Am meisten Angst hatte ich bei meiner Familie. Ich habe vier Geschwister, von denen haben drei schon selbst Kinder. Und ja, die bräuchten das alle noch dringender. Ich dachte, „irgendwie ist das ungerecht aufgeteilt“ und hatte deshalb auch Bedenken, ob sie mir das vielleicht nicht gönnen würden.

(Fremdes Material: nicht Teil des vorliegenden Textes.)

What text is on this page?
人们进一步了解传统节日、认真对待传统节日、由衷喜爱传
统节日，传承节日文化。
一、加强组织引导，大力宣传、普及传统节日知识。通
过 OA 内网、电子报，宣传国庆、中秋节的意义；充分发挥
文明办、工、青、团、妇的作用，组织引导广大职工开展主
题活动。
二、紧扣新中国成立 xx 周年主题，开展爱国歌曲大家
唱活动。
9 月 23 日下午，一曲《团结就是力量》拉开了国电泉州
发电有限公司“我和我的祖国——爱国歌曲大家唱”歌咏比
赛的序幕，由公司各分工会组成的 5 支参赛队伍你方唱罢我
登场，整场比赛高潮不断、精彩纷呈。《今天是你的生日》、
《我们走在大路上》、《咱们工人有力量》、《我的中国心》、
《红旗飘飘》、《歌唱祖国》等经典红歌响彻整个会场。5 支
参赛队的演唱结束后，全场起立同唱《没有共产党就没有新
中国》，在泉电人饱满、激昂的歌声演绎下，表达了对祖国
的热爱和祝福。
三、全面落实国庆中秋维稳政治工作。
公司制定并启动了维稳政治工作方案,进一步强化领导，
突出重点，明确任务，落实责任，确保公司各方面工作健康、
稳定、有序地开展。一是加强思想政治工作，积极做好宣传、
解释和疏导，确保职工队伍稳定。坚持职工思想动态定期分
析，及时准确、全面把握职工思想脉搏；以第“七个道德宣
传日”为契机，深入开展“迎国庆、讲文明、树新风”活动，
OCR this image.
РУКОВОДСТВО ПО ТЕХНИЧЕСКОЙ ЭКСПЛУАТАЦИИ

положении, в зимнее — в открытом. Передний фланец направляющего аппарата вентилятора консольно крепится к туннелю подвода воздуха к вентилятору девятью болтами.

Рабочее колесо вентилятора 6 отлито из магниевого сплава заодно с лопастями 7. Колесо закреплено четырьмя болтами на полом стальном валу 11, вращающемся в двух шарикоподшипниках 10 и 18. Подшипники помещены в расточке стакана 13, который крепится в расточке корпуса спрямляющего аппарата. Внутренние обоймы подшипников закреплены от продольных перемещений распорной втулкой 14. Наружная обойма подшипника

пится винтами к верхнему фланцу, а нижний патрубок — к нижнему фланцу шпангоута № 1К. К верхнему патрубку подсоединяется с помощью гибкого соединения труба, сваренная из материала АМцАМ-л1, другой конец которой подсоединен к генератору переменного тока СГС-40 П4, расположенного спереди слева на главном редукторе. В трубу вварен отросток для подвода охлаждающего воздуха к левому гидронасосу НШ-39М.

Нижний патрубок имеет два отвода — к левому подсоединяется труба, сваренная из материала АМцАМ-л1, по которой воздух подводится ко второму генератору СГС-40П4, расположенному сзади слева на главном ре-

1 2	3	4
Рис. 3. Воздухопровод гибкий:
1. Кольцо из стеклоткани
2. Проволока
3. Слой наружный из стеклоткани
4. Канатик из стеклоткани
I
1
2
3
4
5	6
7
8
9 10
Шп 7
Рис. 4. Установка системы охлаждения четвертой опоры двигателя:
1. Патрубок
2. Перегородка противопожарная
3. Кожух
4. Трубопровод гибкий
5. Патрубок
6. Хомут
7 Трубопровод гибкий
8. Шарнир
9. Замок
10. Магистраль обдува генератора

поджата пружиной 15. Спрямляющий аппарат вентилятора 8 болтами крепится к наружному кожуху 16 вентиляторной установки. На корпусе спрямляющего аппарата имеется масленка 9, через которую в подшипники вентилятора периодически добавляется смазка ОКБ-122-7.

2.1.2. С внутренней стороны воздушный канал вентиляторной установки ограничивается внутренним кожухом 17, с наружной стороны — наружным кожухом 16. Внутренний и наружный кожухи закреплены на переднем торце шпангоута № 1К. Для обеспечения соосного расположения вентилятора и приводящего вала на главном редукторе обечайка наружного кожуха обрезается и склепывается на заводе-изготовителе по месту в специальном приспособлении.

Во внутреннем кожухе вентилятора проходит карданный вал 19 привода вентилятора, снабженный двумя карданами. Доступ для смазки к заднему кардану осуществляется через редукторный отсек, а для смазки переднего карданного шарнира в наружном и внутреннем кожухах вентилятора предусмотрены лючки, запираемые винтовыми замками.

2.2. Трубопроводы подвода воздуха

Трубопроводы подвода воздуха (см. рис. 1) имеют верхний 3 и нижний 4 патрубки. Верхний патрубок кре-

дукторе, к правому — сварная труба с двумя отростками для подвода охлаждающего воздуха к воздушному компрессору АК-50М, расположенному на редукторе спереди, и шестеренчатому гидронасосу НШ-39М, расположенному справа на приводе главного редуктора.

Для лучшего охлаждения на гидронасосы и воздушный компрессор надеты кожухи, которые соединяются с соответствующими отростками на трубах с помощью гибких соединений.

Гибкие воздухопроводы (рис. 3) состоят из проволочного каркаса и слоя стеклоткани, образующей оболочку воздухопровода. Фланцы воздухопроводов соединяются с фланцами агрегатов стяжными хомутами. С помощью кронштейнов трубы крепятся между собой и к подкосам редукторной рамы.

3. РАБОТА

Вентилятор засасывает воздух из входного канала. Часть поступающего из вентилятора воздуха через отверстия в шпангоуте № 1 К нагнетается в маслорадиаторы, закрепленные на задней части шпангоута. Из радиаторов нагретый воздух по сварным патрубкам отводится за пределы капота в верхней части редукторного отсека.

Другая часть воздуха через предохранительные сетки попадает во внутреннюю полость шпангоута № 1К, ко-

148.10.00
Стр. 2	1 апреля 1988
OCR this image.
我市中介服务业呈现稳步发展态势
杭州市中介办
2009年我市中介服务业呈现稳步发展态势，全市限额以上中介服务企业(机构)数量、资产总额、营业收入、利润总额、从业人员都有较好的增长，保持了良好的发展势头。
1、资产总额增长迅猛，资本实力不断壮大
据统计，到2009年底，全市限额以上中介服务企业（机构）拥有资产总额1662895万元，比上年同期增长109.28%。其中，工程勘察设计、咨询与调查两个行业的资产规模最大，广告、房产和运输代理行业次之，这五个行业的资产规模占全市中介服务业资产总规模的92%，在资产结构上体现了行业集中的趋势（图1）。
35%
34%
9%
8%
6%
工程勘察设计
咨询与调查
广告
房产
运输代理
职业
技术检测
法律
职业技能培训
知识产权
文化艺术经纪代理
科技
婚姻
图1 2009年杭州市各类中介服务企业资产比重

Ich habe dann mit ihnen darüber gesprochen und sie wollten auf keinen Fall, dass ich etwas für sie ausgebe.
Wie ist es denn jetzt, nachdem dein Jahr mit dem bedingungslosen Grundeinkommen beendet ist?
Ich muss auf jeden Fall wieder darauf achten, wie ich einkaufen gehe und einfach mehr auf das Geld schauen. Ich habe auch etwas beiseitegelegt und gespart. Von dem Geld wollte ich eigentlich nach Kanada reisen, weil ich dort Verwandte habe. Da hat Corona dann einen Strich durch die Rechnung gemacht.
Aber an sich wollte ich mir auch gar nicht so große Anschaffungen machen. Im Grunde genommen bekommst du 12.000 Euro. Und das ist richtig viel Geld. Aber es fühlt sich nicht an wie 12.000 Euro, weil du jeden Monat diese 1.000 Euro bekommst.
Und das ist das, was ich so schön daran finde, weil man die 1.000 Euro dann wirklich zum Leben benutzt. Ich war ein Jahr lang komplett frei, unbeschwert, habe keine Geldsorgen gehabt, habe mir weniger Sorgen gemacht, wie lange mein Vater mich noch finanzieren muss. 1.000 Euro pro Monat ist eine richtig gute Grundlage, auf der man aufbauen kann.
Das Grundeinkommen hat aber noch mehr bei dir bewirkt.
Bevor ich das Grundeinkommen erhalten habe, dachte ich immer, „meine Eltern finanzieren mich und ich darf nicht so durch mein Studium trödeln.“ Das hat mich voll gestresst, weil ich einfach gemerkt habe, dass ich ein bisschen mehr Zeit brauche.
Gerade nach dem Praxissemester war bei mir die Luft raus, das hatte wirklich viel Kraft gekostet. Neben dem Schulalltag musste ich noch arbeiten, weil das Praxissemester unbezahlt ist. Zusätzlich hatte ich auch Prüfungen an der Uni.
Nach dem Praxissemester war ich dann ziemlich langsam in meinem Studium und ich habe mir viele Gedanken gemacht, wie das ist, wenn mein Vater mich weiter finanzieren muss. Und da war es richtig gutes Timing, dass ich das Grundeinkommen gewonnen habe, da war kurz mal wie so eine Pause.